You are responsible for ensuring that you have the rights to live stream or store copyrighted material on Twitch. If the terms of your licensing agreement change and you no longer have the rights to use the content, it is your responsibility to remove the content from your channel. 

I’m a professional musician. Can I play recordings of my own music on stream?
First off, we’re honored that you’ve arrived at Twitch and are interested in streaming. We believe that you’re in the best position to determine, in light of any agreements you have entered, if you have the necessary rights to include your own music in the content on your channel.

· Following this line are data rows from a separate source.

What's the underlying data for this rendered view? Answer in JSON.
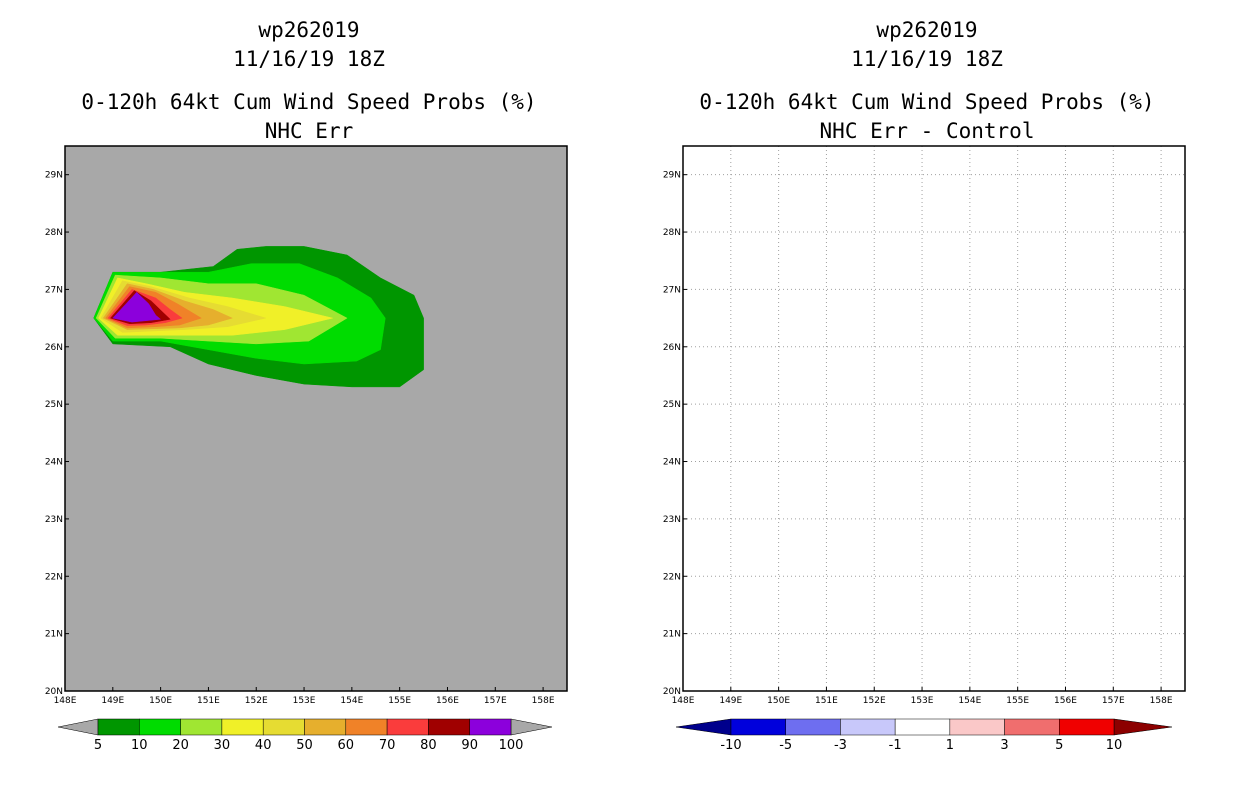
{
  "chart_data": [
    {
      "type": "heatmap",
      "storm_id": "wp262019",
      "datetime": "11/16/19 18Z",
      "title": "0-120h 64kt Cum Wind Speed Probs (%)",
      "subtitle": "NHC Err",
      "xlabel": "",
      "ylabel": "",
      "xlim": [
        148,
        158.5
      ],
      "ylim": [
        20,
        29.5
      ],
      "x_ticks": [
        "148E",
        "149E",
        "150E",
        "151E",
        "152E",
        "153E",
        "154E",
        "155E",
        "156E",
        "157E",
        "158E"
      ],
      "y_ticks": [
        "20N",
        "21N",
        "22N",
        "23N",
        "24N",
        "25N",
        "26N",
        "27N",
        "28N",
        "29N"
      ],
      "grid": false,
      "background_color": "#a8a8a8",
      "colorbar": {
        "labels": [
          "5",
          "10",
          "20",
          "30",
          "40",
          "50",
          "60",
          "70",
          "80",
          "90",
          "100"
        ],
        "colors": [
          "#009600",
          "#00dc00",
          "#a0e632",
          "#f0f028",
          "#e6dc32",
          "#e6af2d",
          "#f08228",
          "#fa3c3c",
          "#a00000",
          "#8c00dc"
        ],
        "end_colors": [
          "#a8a8a8",
          "#a8a8a8"
        ]
      },
      "contours": [
        {
          "level": 5,
          "color": "#009600",
          "points": [
            [
              148.6,
              26.5
            ],
            [
              149.0,
              27.3
            ],
            [
              150.0,
              27.3
            ],
            [
              151.1,
              27.4
            ],
            [
              151.6,
              27.7
            ],
            [
              152.2,
              27.75
            ],
            [
              153.0,
              27.75
            ],
            [
              153.9,
              27.6
            ],
            [
              154.6,
              27.2
            ],
            [
              155.3,
              26.9
            ],
            [
              155.5,
              26.5
            ],
            [
              155.5,
              25.6
            ],
            [
              155.0,
              25.3
            ],
            [
              154.0,
              25.3
            ],
            [
              153.0,
              25.35
            ],
            [
              152.0,
              25.5
            ],
            [
              151.0,
              25.7
            ],
            [
              150.2,
              26.0
            ],
            [
              149.0,
              26.05
            ]
          ]
        },
        {
          "level": 10,
          "color": "#00dc00",
          "points": [
            [
              148.6,
              26.5
            ],
            [
              149.0,
              27.3
            ],
            [
              150.0,
              27.3
            ],
            [
              151.0,
              27.3
            ],
            [
              151.9,
              27.45
            ],
            [
              152.9,
              27.45
            ],
            [
              153.7,
              27.2
            ],
            [
              154.4,
              26.85
            ],
            [
              154.7,
              26.5
            ],
            [
              154.6,
              25.95
            ],
            [
              154.1,
              25.75
            ],
            [
              153.0,
              25.7
            ],
            [
              152.0,
              25.8
            ],
            [
              151.0,
              25.95
            ],
            [
              150.0,
              26.1
            ],
            [
              149.0,
              26.1
            ]
          ]
        },
        {
          "level": 20,
          "color": "#a0e632",
          "points": [
            [
              148.65,
              26.5
            ],
            [
              149.05,
              27.25
            ],
            [
              150.0,
              27.2
            ],
            [
              151.0,
              27.1
            ],
            [
              152.0,
              27.1
            ],
            [
              153.0,
              26.9
            ],
            [
              153.9,
              26.5
            ],
            [
              153.1,
              26.1
            ],
            [
              152.0,
              26.05
            ],
            [
              151.0,
              26.1
            ],
            [
              150.0,
              26.15
            ],
            [
              149.05,
              26.15
            ]
          ]
        },
        {
          "level": 30,
          "color": "#f0f028",
          "points": [
            [
              148.7,
              26.5
            ],
            [
              149.1,
              27.2
            ],
            [
              149.7,
              27.1
            ],
            [
              150.5,
              26.95
            ],
            [
              151.5,
              26.85
            ],
            [
              152.6,
              26.7
            ],
            [
              153.6,
              26.5
            ],
            [
              152.6,
              26.3
            ],
            [
              151.5,
              26.2
            ],
            [
              150.5,
              26.2
            ],
            [
              149.1,
              26.2
            ]
          ]
        },
        {
          "level": 40,
          "color": "#e6dc32",
          "points": [
            [
              148.75,
              26.5
            ],
            [
              149.2,
              27.15
            ],
            [
              149.8,
              27.05
            ],
            [
              150.6,
              26.85
            ],
            [
              151.4,
              26.7
            ],
            [
              152.2,
              26.5
            ],
            [
              151.4,
              26.35
            ],
            [
              150.5,
              26.3
            ],
            [
              149.2,
              26.25
            ]
          ]
        },
        {
          "level": 50,
          "color": "#e6af2d",
          "points": [
            [
              148.8,
              26.5
            ],
            [
              149.3,
              27.1
            ],
            [
              149.85,
              27.0
            ],
            [
              150.5,
              26.8
            ],
            [
              151.1,
              26.65
            ],
            [
              151.5,
              26.5
            ],
            [
              151.0,
              26.38
            ],
            [
              150.4,
              26.33
            ],
            [
              149.3,
              26.3
            ]
          ]
        },
        {
          "level": 60,
          "color": "#f08228",
          "points": [
            [
              148.85,
              26.5
            ],
            [
              149.35,
              27.05
            ],
            [
              149.9,
              26.95
            ],
            [
              150.35,
              26.75
            ],
            [
              150.85,
              26.5
            ],
            [
              150.4,
              26.38
            ],
            [
              149.9,
              26.35
            ],
            [
              149.3,
              26.33
            ]
          ]
        },
        {
          "level": 70,
          "color": "#fa3c3c",
          "points": [
            [
              148.9,
              26.5
            ],
            [
              149.4,
              27.0
            ],
            [
              149.9,
              26.85
            ],
            [
              150.2,
              26.65
            ],
            [
              150.45,
              26.5
            ],
            [
              150.1,
              26.42
            ],
            [
              149.7,
              26.38
            ],
            [
              149.3,
              26.37
            ]
          ]
        },
        {
          "level": 80,
          "color": "#a00000",
          "points": [
            [
              148.95,
              26.5
            ],
            [
              149.45,
              26.98
            ],
            [
              149.8,
              26.8
            ],
            [
              150.05,
              26.6
            ],
            [
              150.2,
              26.48
            ],
            [
              149.8,
              26.42
            ],
            [
              149.35,
              26.4
            ]
          ]
        },
        {
          "level": 90,
          "color": "#8c00dc",
          "points": [
            [
              149.0,
              26.5
            ],
            [
              149.5,
              26.95
            ],
            [
              149.75,
              26.75
            ],
            [
              149.9,
              26.55
            ],
            [
              150.0,
              26.48
            ],
            [
              149.4,
              26.43
            ]
          ]
        }
      ]
    },
    {
      "type": "heatmap",
      "storm_id": "wp262019",
      "datetime": "11/16/19 18Z",
      "title": "0-120h 64kt Cum Wind Speed Probs (%)",
      "subtitle": "NHC Err - Control",
      "xlabel": "",
      "ylabel": "",
      "xlim": [
        148,
        158.5
      ],
      "ylim": [
        20,
        29.5
      ],
      "x_ticks": [
        "148E",
        "149E",
        "150E",
        "151E",
        "152E",
        "153E",
        "154E",
        "155E",
        "156E",
        "157E",
        "158E"
      ],
      "y_ticks": [
        "20N",
        "21N",
        "22N",
        "23N",
        "24N",
        "25N",
        "26N",
        "27N",
        "28N",
        "29N"
      ],
      "grid": true,
      "background_color": "#ffffff",
      "colorbar": {
        "labels": [
          "-10",
          "-5",
          "-3",
          "-1",
          "1",
          "3",
          "5",
          "10"
        ],
        "colors": [
          "#0000dc",
          "#6e6ef0",
          "#c8c8fa",
          "#ffffff",
          "#fac8c8",
          "#f06e6e",
          "#f00000"
        ],
        "end_colors": [
          "#00008c",
          "#8c0000"
        ]
      },
      "contours": []
    }
  ]
}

Our Music Guidelines provide additional guidance about how you may and may not use music on Twitch, depending on the terms of your licenses.

For more tips on streaming music on Twitch, check out our guide here .

What if I pay a monthly subscription fee to a company to enjoy copyrighted works, like a music or TV/film streaming service? 
It depends on what rights the company gives you as part of the subscription service – services may give subscribers a license to enjoy copyrighted works for their personal enjoyment but not to share those works with others. You should review the subscription terms to see if you’re allowed to share those copyrighted works on services like Twitch. 

Do I need to worry about a DMCA notification if the artist has given public approval to use their music?
It’s possible for an artist to say they’re giving you a license or other approval to use their music when they don’t actually have the authority to do so. This could happen because another party – for example, a record label or a music publisher – controls the rights to the music that the artist performed. If an artist has given the public authorization to use their music and you receive a DMCA notification for that music, you can consider contacting the artist or claimant and asking if they can retract their notification.

I received a DMCA notification for copyrighted music used in approved Bits extensions. What should I do?
Extensions are tools that can be used in a variety of ways, including ways that involve the use of music or other copyrighted material. Even when you’re using an Extension, you are responsible for ensuring you have the necessary rights to any music used in content shared on your channel.